One of the most disturbing things any high American official has ever said in public was Defense Secretary Donald Rumsfeld's comment on CNN's Hunt Novak & Shields program on 12/01/01. Robert Novak - the same Novak who's so much in the news over the Wilson/Plame scandal - asked Rummy about reports of killings of prisoners-of-war by the Afghan Northern Alliance troops who the US was supporting:
Do you feel, Mr. Secretary, there is a problem, however, when apparently most of the prisoners, all of the prisoners, are in the hands of the Northern Alliance, which I don't believe signed the Geneva Convention and are not the nicest guys in the world? Does that bother you at all?The premise of Novak's question was flawed from the start. The body of international law which is often referred to by the shorthand "Geneva Convention" applies to all belligerents in a war, whether they have formally agreed to them or not. But Afghanistan is a formal signatory to the Geneva Convention. And the Northern Alliance at that time was recognized by the US, the UN and almost all countries of the world as the legitimate government of Afghanistan.
Rummy replied first by referring to the deaths in the 9/11 attacks.
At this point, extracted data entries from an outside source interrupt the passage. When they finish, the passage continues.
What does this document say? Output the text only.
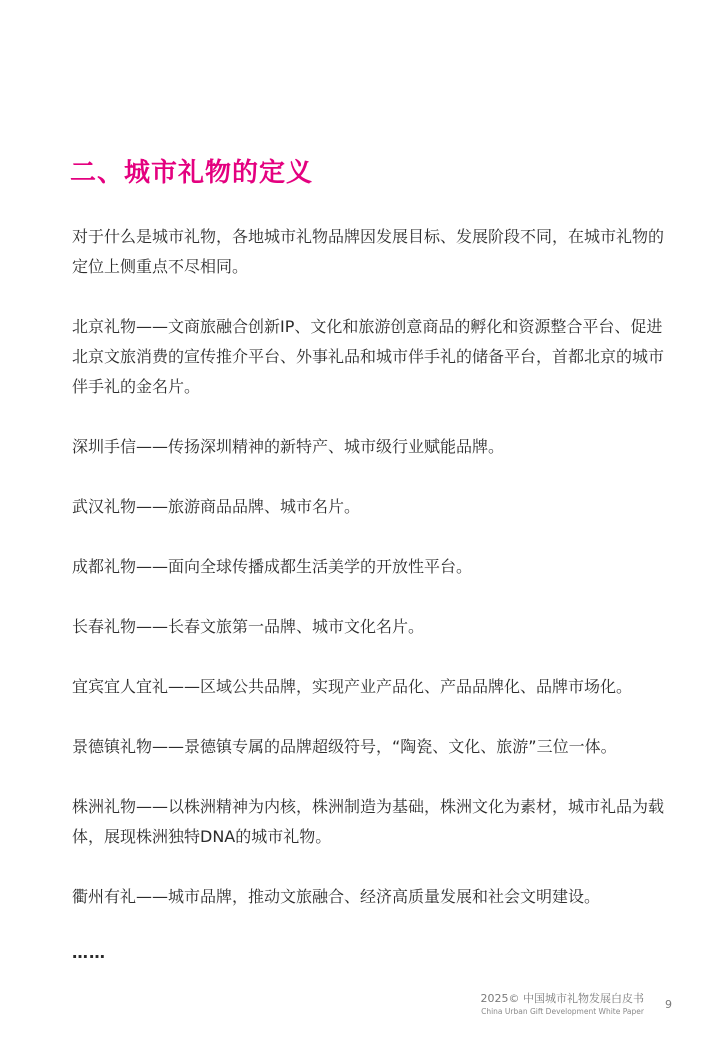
二、城市礼物的定义

对于什么是城市礼物，各地城市礼物品牌因发展目标、发展阶段不同，在城市礼物的定位上侧重点不尽相同。

北京礼物——文商旅融合创新IP、文化和旅游创意商品的孵化和资源整合平台、促进北京文旅消费的宣传推介平台、外事礼品和城市伴手礼的储备平台，首都北京的城市伴手礼的金名片。

深圳手信——传扬深圳精神的新特产、城市级行业赋能品牌。

武汉礼物——旅游商品品牌、城市名片。

成都礼物——面向全球传播成都生活美学的开放性平台。

长春礼物——长春文旅第一品牌、城市文化名片。

宜宾宜人宜礼——区域公共品牌，实现产业产品化、产品品牌化、品牌市场化。

景德镇礼物——景德镇专属的品牌超级符号，“陶瓷、文化、旅游”三位一体。

株洲礼物——以株洲精神为内核，株洲制造为基础，株洲文化为素材，城市礼品为载体，展现株洲独特DNA的城市礼物。

衢州有礼——城市品牌，推动文旅融合、经济高质量发展和社会文明建设。

……

2025© 中国城市礼物发展白皮书
China Urban Gift Development White Paper
9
And he continued:
The fact that they [the Northern Alliance] don't happen to subscribe to some convention that we do or that other countries do is a fact. It is also a fact that we have to stop those terrorists from killing more Americans. And I don't feel even the slightest problem in working with the Northern Alliance to achieve that end.Any defense minister in any other country in the democratic world who had publicly sneered at the Geneva Convention laws as "some convention" and brushed off well-sourced press reports of deliberate murder of POWs by their allies would likely have been forced to resign within 24 hours or less.
We now know that US Special Forces were fighting very closely together with Northern Alliance troops, often giving them very detailed tactical direction in battles. So that makes Rummy's cavalier attitude toward atrocities and violations of international law all the more disturbing.
As reports mount of questionable shootings of civilians in Iraq, I've often thought of Rummy's comment then and the kind of signal it sent to US commanders and soldiers and to our allies.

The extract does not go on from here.